ボタンを外す先輩の手に俺の心臓の音が伝わっていきそうですごく恥ずかしいのだけれど。これからもっと恥ずかしいことをするのだと思うと、身体の内側から熱くなってくる。
視界が涙で歪んだと同時に、先輩の手が止まった。俺の感覚では、ボタンはまだ一つ外れていないけど……。
「……怖いか?そんな怯えた顔をして」
……え、
「俺は友也に、怖い思いをさせたいわけではなかったんだが……」
……待って、
「今日はこれくらいにしよう」
……そんな、
「やはり今の俺達には早すぎた。こういうのはまた改めて……」
……そんなの、絶対。
「……嫌!!」
「…友也……っ」
今のは、俺の口から出たのか?
自分でも何をしたのか覚えておらず、視界が開けて初めて見たのは、先輩のビックリした顔だった。
俺は一呼吸おいて、まっすぐ先輩を見る。
「ここまでしておいて、やめるなんて言わないでください……」
「友也、」
やばい、
「こういうことをされてもいいくらい、できるなら最後までしたいくらい、俺は先輩のことが好きなのに」
思ってることと涙がどんどん溢れて、
「先輩こそ、こういうことするの、嫌になったんですか……?」
どうにかなってしまいそう。
「おい、友也……」
「俺とえっちするのは、嫌です、か……んっ……?!」
全部言い切る前に、先輩に唇を塞がれてすぐに舌を差し出される。何度も角度を変えながら舌を口の中で追いかけ回され、捕まるとねっとりと絡め取られる。逃げようとしても、先輩に後頭部を押さえられて身動きが取れず、俺は先輩の濃ゆいキスを受け取るしかなかった。

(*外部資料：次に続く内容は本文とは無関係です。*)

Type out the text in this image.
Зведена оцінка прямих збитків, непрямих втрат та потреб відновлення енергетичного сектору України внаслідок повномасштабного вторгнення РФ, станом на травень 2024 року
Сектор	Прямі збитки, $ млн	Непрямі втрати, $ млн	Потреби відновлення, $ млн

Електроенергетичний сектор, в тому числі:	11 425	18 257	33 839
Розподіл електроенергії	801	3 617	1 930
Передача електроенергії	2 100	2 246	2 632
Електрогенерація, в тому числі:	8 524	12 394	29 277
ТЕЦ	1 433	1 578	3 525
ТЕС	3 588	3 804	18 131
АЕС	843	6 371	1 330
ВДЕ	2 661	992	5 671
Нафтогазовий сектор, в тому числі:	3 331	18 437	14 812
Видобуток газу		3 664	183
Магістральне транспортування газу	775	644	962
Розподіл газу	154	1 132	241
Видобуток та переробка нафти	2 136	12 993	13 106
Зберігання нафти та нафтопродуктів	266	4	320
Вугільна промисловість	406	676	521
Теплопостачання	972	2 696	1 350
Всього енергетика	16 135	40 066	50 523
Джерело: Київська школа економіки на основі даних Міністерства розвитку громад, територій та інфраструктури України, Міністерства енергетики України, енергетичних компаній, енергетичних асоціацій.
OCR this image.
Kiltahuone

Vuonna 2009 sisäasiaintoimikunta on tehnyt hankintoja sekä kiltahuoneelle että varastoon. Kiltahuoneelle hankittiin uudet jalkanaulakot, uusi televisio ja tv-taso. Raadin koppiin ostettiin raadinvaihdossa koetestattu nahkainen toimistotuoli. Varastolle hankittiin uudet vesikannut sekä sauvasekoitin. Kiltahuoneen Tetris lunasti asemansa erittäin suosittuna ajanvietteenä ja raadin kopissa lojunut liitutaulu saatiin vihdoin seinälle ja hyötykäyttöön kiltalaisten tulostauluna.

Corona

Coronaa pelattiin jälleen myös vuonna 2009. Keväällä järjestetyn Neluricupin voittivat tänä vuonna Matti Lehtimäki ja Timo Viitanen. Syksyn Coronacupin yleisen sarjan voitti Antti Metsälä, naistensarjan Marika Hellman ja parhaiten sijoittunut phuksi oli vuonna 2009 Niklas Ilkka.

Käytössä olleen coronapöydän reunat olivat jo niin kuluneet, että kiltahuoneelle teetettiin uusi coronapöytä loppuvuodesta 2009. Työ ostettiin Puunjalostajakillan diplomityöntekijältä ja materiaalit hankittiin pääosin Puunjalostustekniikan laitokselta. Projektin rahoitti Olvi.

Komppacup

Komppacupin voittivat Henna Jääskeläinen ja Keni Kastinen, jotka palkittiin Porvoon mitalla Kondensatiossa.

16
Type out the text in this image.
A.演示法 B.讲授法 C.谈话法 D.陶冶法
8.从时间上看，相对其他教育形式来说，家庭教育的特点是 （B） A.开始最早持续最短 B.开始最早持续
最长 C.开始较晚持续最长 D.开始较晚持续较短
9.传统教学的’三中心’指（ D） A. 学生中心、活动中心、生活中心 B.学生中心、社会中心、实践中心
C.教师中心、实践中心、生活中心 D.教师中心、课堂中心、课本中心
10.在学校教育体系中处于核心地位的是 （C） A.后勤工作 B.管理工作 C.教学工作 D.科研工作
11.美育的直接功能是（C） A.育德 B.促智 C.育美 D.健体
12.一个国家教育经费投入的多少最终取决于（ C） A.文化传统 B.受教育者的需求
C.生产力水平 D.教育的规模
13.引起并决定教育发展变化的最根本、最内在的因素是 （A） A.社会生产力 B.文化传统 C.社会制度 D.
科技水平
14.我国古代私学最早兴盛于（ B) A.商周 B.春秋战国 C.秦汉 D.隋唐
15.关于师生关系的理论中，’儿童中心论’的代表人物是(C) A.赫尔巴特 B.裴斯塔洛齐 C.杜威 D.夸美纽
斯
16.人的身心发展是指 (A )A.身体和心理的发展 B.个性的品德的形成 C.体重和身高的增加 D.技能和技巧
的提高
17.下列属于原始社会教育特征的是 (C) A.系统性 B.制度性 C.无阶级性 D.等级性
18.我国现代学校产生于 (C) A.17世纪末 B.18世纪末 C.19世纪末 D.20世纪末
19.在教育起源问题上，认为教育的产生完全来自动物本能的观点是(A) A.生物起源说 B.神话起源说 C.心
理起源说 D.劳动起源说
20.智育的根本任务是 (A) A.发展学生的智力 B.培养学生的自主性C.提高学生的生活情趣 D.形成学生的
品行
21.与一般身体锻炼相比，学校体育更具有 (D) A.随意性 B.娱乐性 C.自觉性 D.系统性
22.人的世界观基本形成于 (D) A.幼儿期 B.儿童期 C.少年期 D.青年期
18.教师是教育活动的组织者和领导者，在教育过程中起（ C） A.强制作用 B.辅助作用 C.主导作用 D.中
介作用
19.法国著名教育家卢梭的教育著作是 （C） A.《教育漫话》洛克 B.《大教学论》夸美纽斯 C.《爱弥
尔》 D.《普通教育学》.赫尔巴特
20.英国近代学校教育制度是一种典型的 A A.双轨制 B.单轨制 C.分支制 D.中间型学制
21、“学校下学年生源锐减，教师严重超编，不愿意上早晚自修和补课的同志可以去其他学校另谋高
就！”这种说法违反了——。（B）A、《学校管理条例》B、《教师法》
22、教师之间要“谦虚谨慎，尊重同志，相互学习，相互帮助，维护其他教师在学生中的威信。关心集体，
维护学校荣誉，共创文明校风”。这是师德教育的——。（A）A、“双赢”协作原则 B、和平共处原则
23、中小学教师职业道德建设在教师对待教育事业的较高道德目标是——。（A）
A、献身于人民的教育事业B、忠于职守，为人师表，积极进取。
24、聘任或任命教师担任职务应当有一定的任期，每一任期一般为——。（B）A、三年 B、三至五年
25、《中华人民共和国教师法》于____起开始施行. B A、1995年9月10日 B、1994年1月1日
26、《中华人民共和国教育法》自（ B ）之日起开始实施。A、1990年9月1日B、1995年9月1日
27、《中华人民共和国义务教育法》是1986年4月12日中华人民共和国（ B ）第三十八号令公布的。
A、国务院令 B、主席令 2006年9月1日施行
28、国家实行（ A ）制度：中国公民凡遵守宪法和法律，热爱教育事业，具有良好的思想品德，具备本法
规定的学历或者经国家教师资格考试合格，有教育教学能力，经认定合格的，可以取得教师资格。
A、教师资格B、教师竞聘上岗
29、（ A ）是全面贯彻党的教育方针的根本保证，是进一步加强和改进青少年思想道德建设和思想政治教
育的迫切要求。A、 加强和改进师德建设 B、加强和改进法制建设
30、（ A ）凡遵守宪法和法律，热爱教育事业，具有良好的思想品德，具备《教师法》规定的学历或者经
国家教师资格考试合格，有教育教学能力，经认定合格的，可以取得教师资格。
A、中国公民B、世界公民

しばらくして唇が離れる。伸びた銀色の糸がぷつりと切れた。
「……嫌だったらはじめから友也をここに連れてこない」
俺は友也を、抱きたい。友也に、触れたい。
先輩の真っ直ぐ過ぎる言葉と頭を撫でる手の優しさで、限界まで目に溜まっていた涙がぽろぽろと零れたが、先輩がすぐに拭ってくれた。
「……できるだけ、優しくする」
先輩の手が俺の頬を包んだ。冷え性だという先輩の手のひらのつめたさが気持ちよくて、思わず眉が下がる。
先輩は俺と唇を重ねながら、まだ外していない最後のボタンに手を伸ばした。